Second, there is still some warmth in the soil. Tree roots continue to grow a little during dormancy and especially so when the soil retains a little warmth, as in autumn. The consequent root growth means that in spring a tree’s progress is more advanced because it is better placed to take up water and nutrients.
Thirdly, autumn is often wet, and is certainly dewy and so there is less need for watering once you have planted.
All of the above especially applies to pot grown, rootballed and evergreen trees which should ideally be planted in October/November. It makes less of a difference to deciduous trees but they do also benefit from early planting although for them that means November as a general rule. It is important to wait until the tree has drawn down all of the nutrients it can from its leaves. It is the transfer of nutrient to the root that is important here, not the shedding of leaves. Some trees, such as beech for example, hold their leaves for months after they have dried and become (nutritionally) useless. So for most deciduous trees the first opportunity to plant is normally in November, when the soil is still surprisingly warm. However some species, notably Alder, Oak and Pear become dormant later and should not be planted before winter has arrived.
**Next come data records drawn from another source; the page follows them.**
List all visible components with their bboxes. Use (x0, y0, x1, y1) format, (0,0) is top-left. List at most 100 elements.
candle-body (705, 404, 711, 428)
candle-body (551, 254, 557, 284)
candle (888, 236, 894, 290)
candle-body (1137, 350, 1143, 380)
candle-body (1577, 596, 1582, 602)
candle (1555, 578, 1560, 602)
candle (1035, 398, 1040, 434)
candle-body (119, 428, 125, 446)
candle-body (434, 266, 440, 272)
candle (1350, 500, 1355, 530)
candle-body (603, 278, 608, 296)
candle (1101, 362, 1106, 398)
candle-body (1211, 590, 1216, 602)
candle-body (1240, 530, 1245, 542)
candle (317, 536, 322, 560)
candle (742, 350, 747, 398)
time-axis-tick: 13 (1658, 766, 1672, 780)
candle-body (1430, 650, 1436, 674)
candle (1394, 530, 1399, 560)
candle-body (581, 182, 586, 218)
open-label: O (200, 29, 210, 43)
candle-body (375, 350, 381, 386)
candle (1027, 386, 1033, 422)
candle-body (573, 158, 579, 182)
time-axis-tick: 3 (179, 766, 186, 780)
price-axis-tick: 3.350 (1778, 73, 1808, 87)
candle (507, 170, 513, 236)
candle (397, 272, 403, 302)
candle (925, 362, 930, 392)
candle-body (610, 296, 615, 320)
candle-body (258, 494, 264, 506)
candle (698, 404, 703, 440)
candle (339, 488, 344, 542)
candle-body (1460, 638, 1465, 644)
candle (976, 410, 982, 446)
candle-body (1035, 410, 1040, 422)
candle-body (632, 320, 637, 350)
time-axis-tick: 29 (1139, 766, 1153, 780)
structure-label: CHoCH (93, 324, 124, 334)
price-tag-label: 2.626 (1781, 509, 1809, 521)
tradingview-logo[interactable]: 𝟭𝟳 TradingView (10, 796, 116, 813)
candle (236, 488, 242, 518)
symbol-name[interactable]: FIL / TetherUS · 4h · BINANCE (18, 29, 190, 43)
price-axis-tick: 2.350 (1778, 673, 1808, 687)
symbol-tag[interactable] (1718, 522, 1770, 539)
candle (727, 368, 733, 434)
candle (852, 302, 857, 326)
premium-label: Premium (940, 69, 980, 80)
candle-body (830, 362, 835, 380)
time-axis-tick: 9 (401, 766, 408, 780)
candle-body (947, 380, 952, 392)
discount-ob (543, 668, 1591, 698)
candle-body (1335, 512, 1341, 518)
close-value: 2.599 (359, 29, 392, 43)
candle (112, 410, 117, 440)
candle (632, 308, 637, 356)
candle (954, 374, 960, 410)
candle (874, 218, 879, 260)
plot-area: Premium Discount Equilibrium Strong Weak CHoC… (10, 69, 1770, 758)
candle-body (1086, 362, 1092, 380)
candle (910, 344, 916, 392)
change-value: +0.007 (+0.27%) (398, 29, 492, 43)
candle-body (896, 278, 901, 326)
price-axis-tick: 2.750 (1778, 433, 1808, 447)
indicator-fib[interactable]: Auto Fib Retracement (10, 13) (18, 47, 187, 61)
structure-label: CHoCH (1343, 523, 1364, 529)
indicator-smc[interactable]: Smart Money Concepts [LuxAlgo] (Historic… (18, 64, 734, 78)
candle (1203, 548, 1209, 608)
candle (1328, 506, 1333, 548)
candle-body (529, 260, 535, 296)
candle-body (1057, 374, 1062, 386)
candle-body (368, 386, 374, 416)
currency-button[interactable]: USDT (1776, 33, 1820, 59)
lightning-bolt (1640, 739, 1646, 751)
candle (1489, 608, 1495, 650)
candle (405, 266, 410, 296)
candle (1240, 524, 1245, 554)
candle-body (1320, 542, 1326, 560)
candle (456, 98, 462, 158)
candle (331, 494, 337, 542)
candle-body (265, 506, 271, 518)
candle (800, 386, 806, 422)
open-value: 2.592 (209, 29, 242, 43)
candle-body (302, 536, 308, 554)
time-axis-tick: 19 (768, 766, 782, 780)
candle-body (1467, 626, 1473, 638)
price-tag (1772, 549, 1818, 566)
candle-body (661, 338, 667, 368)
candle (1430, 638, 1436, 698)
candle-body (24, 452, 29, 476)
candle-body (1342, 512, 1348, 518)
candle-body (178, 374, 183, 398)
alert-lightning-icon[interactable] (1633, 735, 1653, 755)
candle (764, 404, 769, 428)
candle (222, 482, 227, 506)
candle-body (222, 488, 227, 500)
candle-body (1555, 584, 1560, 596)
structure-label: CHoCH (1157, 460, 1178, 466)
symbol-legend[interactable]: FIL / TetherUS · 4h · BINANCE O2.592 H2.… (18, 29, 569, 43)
Disadvantages of Planting Early:
Anyone living in a cold area or who is subject to a freezing winter (will we ever see one again in the South-West?) risks subjecting their newly planted trees to several months of bitter weather. Well planted, this should not damage roots, but frost lifts the soil and means they will need checking and refirming when the temperature is above freezing. That can hinder tree establishment. So you will need to check newly planted trees regularly through a hard winter and again in spring once it has thawed. Not necessarily a disadvantage as it gets you out of the house and a hard winter can also be stunning beautiful.
Don’t plant early on clay unless there is drainage. If winter is not cold it will be wet and planting holes on clay become water-logged. When that happens the roots are deprived of oxygen and can rot and die. Yew, which is normally bombproof is especially subject to this in the first year after planting.
Exposed and windy areas also are prone to become windier in late autumn and winter and so if you do not plant your trees well they can suffer from windrock. Evergreens in particular need protection from the drying and deleterious effects of a cold, north wind before they have had a chance to settle in.
For the reasons above we would, therefore, recommend planting small conifers such as seedling Christmas trees late in the season as spring approached; they are too small to survive being soaked and blown about all winter.